MENGGALI AKAR KEILMUWAN HADIS YANG TRANSFORMATIF LIBERATIF
Ilyas Husti
Abstract
Hadis sebagai perkataan, perbuatan, pernyataan (taqrir) dan hal ihwal Nabi Muhammad SAW, yang kini terhimpun dalam berbagai kitab hadis, merupakan sumber ajaran Islam yang kedua setelah al-Qur’an. Pada masa Nabi SAW, periwayatan hadis lebih banyak berlangsung secara lisan ketimbang tulisan. Hal itu memang logis karena apa yang disebut sebagai hadis Nabi tidak selalu terjadi di hadapan sahabat Nabi yang pandai menulis, di samping itu jumlah sahabat yang pandai menulis relatif tidak banyak. Ide penulisan hadis Nabi secara tertulis untuk pertama kalinya dikemukakan Khalifah Umar ibn al-Khattab ( w.23 H/644 M). Ide itu tidak dilaksanakan Umar karena khawatir, umat Islam terganggu perhatian mereka dalam mempelajari al-Qur’an. Kebijaksanaan Umar ini dapat dimengerti, karena pada masanya daerah kekuasaan Islam semakin meluas dan hal itu membawa akibat jumlah orang yang baru memeluk Islam makin bertambah banyak.

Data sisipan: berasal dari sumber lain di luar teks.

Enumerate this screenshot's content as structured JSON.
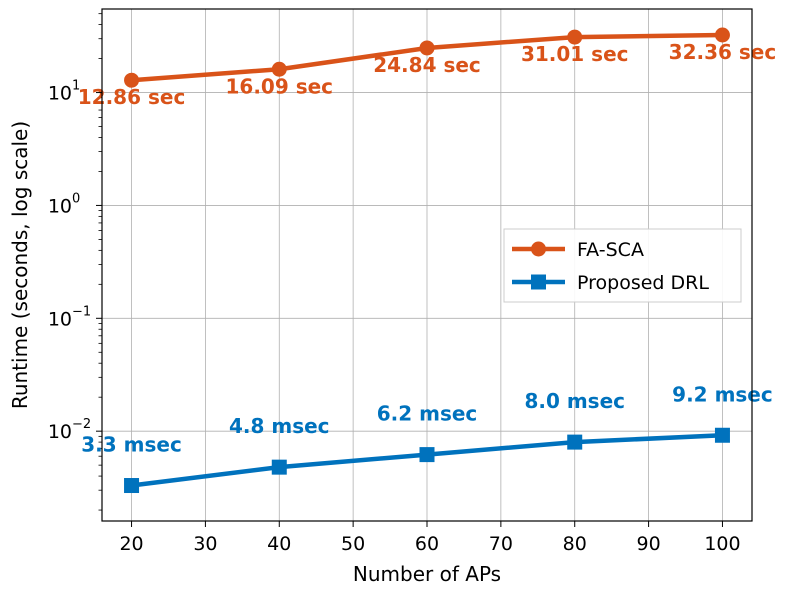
{
  "chart_data": {
    "type": "line",
    "title": "",
    "xlabel": "Number of APs",
    "ylabel": "Runtime (seconds, log scale)",
    "yscale": "log",
    "x": [
      20,
      40,
      60,
      80,
      100
    ],
    "xlim": [
      16,
      104
    ],
    "xticks": [
      20,
      30,
      40,
      50,
      60,
      70,
      80,
      90,
      100
    ],
    "ylim": [
      0.0016,
      55
    ],
    "yticks": [
      {
        "value": 0.01,
        "base": "10",
        "exp": "−2"
      },
      {
        "value": 0.1,
        "base": "10",
        "exp": "−1"
      },
      {
        "value": 1,
        "base": "10",
        "exp": "0"
      },
      {
        "value": 10,
        "base": "10",
        "exp": "1"
      }
    ],
    "grid": true,
    "legend_position": "center-right",
    "series": [
      {
        "name": "FA-SCA",
        "color": "#d95319",
        "marker": "circle",
        "values": [
          12.86,
          16.09,
          24.84,
          31.01,
          32.36
        ],
        "labels": [
          "12.86 sec",
          "16.09 sec",
          "24.84 sec",
          "31.01 sec",
          "32.36 sec"
        ]
      },
      {
        "name": "Proposed DRL",
        "color": "#0072bd",
        "marker": "square",
        "values": [
          0.0033,
          0.0048,
          0.0062,
          0.008,
          0.0092
        ],
        "labels": [
          "3.3 msec",
          "4.8 msec",
          "6.2 msec",
          "8.0 msec",
          "9.2 msec"
        ]
      }
    ]
  }
}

Kepala negara yang secara resmi memerintahkan penghimpunan hadis Nabi ialah Khalifah Umar ibn Abd al-Aziz ( w. 101 H/720 M). Perintah ini antara lain ditujukan kepada Abu Bakr ibn Muhammad ibn ‘Ammar ibn Hazm (w. 117 H/ 735 M), gubernur Madinah, dan Muhammad ibn Muslim ibn Syihab al-Zuhri ( w. 124 H/ 742 M), seorang ulama di Hijaz dan Syam.